The foundation also keeps close ties to the Russian Orthodox Church, which has been used in the past to achieve the Kremlin’s soft power objectives. The church’s current leader, Patriarch Kirill, also spoke about “the Russian world,” and influenced Putin to advocate for the idea. Kirill, like Putin, grew up in Leningrad and may have served the KGB. A church expert noted Kirill became close to Putin in 2012 and turned the church into the Kremlin’s “Ministry of Ideology.” The U.K. and Canadian governments have sanctioned Kirill. However Hungary, given its close relations to the Kremlin, has blocked EU sanctions against Kirill.

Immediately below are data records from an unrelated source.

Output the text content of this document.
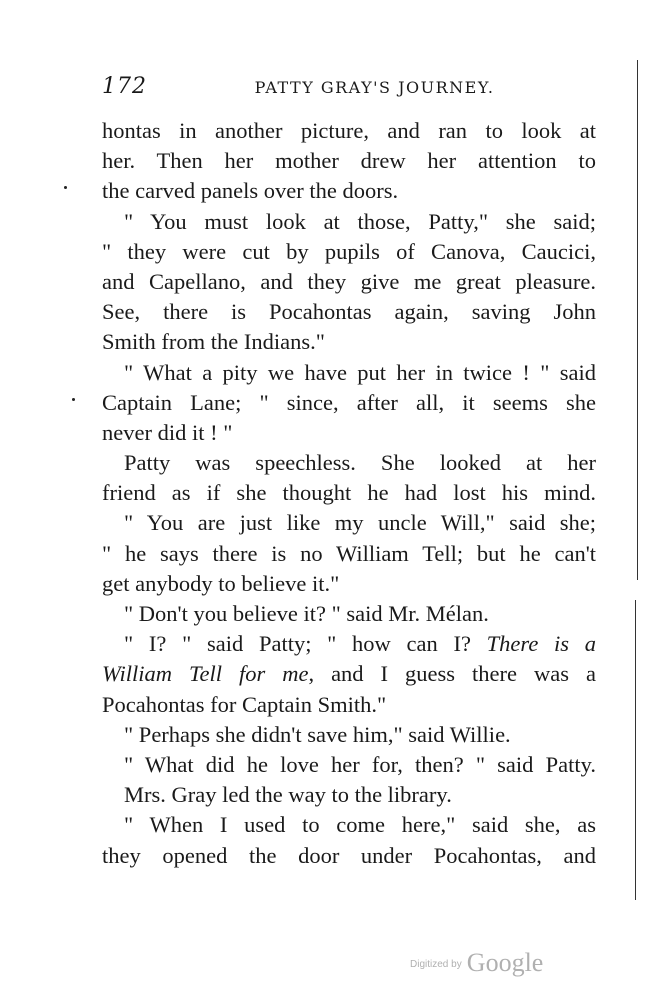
172	PATTY GRAY'S JOURNEY.
hontas in another picture, and ran to look at
her. Then her mother drew her attention to
the carved panels over the doors.
" You must look at those, Patty," she said;
" they were cut by pupils of Canova, Caucici,
and Capellano, and they give me great pleasure.
See, there is Pocahontas again, saving John
Smith from the Indians."
" What a pity we have put her in twice ! " said
Captain Lane; " since, after all, it seems she
never did it ! "
Patty was speechless. She looked at her
friend as if she thought he had lost his mind.
" You are just like my uncle Will," said she;
" he says there is no William Tell; but he can't
get anybody to believe it."
" Don't you believe it? " said Mr. Mélan.
" I? " said Patty; " how can I? There is a
William Tell for me, and I guess there was a
Pocahontas for Captain Smith."
" Perhaps she didn't save him," said Willie.
" What did he love her for, then? " said Patty.
Mrs. Gray led the way to the library.
" When I used to come here," said she, as
they opened the door under Pocahontas, and
$^{Digitized by}$ Google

Government-organized NGOs (GONGOs) are civil society or third sector organizations i.e. (NGO) founded on the initiative of a country’s leadership. While GONGOs can serve positive roles, such as the National Endowment for Democracy (NED), these entities tend to hew towards problematic as power becomes concentrated in the hands of a select few that support kleptocratic or authoritarian systems. The total collective of such entities can create a sprawling web-like network or architecture that on the one hand functions as a democratic simulacrum while on the other hand promoting, often through faux grass roots movements, its warped domestic and foreign policy interests; these entities essentially mask or camouflage what is in reality a one-party state.

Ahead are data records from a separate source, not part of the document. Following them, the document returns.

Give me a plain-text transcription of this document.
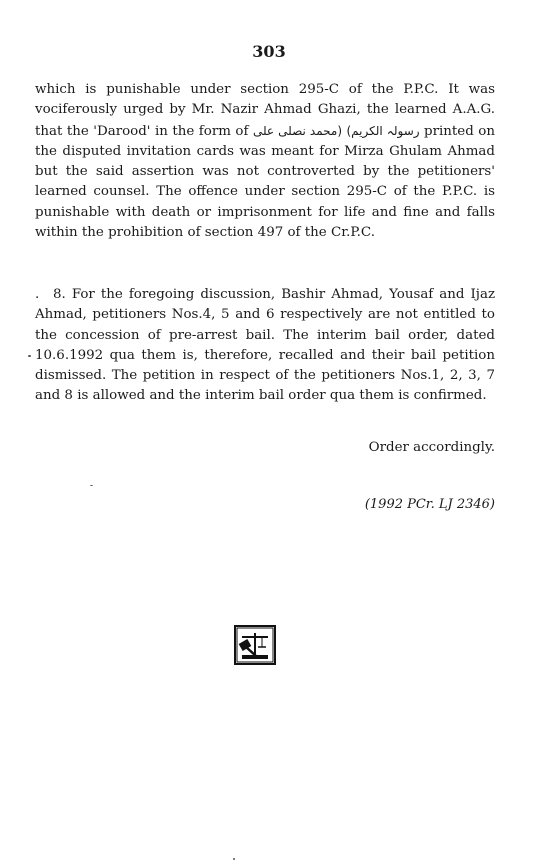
303
which is punishable under section 295-C of the P.P.C. It was vociferously urged by Mr. Nazir Ahmad Ghazi, the learned A.A.G. that the 'Darood' in the form of (محمد نصلی علی رسولہ الکریم) printed on the disputed invitation cards was meant for Mirza Ghulam Ahmad but the said assertion was not controverted by the petitioners' learned counsel. The offence under section 295-C of the P.P.C. is punishable with death or imprisonment for life and fine and falls within the prohibition of section 497 of the Cr.P.C.
. 8. For the foregoing discussion, Bashir Ahmad, Yousaf and Ijaz Ahmad, petitioners Nos.4, 5 and 6 respectively are not entitled to the concession of pre-arrest bail. The interim bail order, dated 10.6.1992 qua them is, therefore, recalled and their bail petition dismissed. The petition in respect of the petitioners Nos.1, 2, 3, 7 and 8 is allowed and the interim bail order qua them is confirmed.
Order accordingly.
(1992 PCr. LJ 2346)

The Russkiy Mir foundation is primarily supported by the Russian Government, which according to numerous scholars (such as Dr. Karen Dawisha) is a kleptocratic enterprise. In leaked diplomatic cables, then-special-Spanish prosecutor Jose “Pepe” Grinda Gonzalez, head of the organized crime and corruption unit, characterized modern-day Russia as a virtual “mafia state”. Thus, the summary of evidence qualifies and warrants the foundation as a high-risk GONGO.
Nonprofit organizations, directly or indirectly, associated with the laundering of money, reputations, narratives or criminal activities morally corrode the nonprofit space. Moreover, any third sector or civil society organization (NGO) engaged in such practices can serve as a vector for undermining western institutions and values as well as transatlantic relationships. Open-source information indicates Russkiy Mir Foundation’s senior leadership and its direct as well as indirect activities warrant the designation of this foundation as a “high-risk NGO”. Therefore, Russkiy Mir Foundation has been placed onto the Institute for European Integrity’s NGO Watchlist.